A fake phone call later, I was enthralled. After audience participation compiled an intreiging list of themes, settings and styles, the team of six actors trouped into action, aided by their 'writer' to stage right. Opening with a Rogers&Hammerstine-esque scene on the side of Mount Vesuvius, the team brilliantly and creatively worked their way musically and in dialogue through a story of revolution, ending in a James Blunt style finale in the face of the famous historic eruption. Particularly noteworthy was the use of props and costume, which was hardly any. The set consisted of two moveable crates, and the costumes largely of scarves and hats in red over outfits of black. Simple, but VERY effective.

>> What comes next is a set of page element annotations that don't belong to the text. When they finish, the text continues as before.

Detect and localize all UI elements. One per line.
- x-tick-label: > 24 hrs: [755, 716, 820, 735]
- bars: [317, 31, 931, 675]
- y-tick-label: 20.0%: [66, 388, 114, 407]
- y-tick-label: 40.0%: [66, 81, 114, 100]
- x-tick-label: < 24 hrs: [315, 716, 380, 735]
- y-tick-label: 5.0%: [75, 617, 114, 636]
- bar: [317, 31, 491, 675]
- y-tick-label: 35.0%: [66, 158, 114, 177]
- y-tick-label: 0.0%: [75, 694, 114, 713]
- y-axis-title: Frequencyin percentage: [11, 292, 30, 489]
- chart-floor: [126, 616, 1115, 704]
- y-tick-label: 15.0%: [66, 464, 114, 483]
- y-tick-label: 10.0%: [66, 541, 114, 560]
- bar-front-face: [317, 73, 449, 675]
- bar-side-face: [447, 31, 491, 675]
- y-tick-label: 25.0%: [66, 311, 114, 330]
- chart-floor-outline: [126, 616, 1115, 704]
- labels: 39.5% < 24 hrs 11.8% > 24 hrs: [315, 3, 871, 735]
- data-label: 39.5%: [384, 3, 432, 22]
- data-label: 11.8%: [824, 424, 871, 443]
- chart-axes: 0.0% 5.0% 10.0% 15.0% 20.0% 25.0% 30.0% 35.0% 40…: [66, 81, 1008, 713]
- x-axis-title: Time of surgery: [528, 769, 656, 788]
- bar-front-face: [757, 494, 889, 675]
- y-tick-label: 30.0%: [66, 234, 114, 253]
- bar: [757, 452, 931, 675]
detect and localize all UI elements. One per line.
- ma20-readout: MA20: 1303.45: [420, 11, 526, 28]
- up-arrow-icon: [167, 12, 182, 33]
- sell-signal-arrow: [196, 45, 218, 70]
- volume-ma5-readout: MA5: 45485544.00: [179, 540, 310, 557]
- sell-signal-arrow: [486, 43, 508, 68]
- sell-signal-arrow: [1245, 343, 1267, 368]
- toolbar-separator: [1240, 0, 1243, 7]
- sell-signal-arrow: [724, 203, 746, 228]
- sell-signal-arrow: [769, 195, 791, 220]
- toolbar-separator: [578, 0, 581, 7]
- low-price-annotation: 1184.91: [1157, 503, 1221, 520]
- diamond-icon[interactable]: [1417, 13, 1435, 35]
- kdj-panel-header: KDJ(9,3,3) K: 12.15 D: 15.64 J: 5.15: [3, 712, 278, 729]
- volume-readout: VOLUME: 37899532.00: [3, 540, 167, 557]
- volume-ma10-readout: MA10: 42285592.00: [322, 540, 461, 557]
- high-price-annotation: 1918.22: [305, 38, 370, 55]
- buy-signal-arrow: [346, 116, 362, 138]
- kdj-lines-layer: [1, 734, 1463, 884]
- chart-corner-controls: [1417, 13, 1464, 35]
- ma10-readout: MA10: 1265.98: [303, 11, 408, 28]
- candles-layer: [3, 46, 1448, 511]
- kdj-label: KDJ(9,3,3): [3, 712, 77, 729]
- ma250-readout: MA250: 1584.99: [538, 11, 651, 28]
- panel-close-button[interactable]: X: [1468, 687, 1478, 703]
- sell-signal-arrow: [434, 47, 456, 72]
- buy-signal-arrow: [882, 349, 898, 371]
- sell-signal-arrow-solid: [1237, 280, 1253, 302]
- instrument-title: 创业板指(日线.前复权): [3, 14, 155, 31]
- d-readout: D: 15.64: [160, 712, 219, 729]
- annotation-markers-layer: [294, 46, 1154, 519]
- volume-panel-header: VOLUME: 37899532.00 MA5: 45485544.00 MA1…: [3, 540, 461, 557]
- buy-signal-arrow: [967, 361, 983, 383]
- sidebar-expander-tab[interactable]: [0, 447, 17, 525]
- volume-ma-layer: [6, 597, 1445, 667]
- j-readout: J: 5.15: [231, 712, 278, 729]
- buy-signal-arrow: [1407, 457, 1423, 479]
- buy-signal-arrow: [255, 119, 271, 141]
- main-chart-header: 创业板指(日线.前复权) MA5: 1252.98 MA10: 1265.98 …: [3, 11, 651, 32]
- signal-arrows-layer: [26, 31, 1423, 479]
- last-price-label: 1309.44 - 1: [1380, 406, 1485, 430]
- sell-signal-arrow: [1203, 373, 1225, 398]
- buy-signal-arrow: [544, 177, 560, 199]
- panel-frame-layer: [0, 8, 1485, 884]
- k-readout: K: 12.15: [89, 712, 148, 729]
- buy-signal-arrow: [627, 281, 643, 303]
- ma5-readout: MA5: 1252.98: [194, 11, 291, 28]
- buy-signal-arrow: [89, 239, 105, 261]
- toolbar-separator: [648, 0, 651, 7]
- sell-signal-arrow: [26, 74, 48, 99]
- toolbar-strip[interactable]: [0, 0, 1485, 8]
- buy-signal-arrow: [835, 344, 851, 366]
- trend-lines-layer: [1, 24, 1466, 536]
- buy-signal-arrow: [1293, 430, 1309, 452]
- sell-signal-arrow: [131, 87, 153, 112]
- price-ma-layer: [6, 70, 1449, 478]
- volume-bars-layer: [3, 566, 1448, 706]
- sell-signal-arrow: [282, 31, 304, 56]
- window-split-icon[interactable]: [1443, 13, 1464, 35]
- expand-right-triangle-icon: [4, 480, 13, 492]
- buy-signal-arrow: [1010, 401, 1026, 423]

I know what you are thinking, because I thought the same. How could the troupe, good actors as they may well be, improvise a musical on the spot depending on what the audience fancy? I have no answers for you. Refusing to believe I would enjoy myself, I spent the first twenty minutes of the show trying to figure out some sort of system behind their madness, but in the face of sheer improvisation experience, I simply had to render myself a fan and sit back and laugh!

My personal favourite song in the whole show, was when one of the two female peasants, a bread seller, was directed by the off-stage writer to perform a song in the style of Andrew Lloyd-Webber about Olives and Bread. She simply topped the bill, her brain working so fast you could almost see the steam, coming up with lines like 'they said bread would make you fatter, so I invented ciabatta!'. Even a botched key change within her song was quickly put to rights when the writer cleverly declared it to have been his mistake, and took it out of the show.

If anyone gets the chance to see this show in the dying days of Edinburgh Fringe 2008, then I would recommend it above any others I saw. If not, then I for one am hoping they return next year to amaze and thoroughly entertain an audience!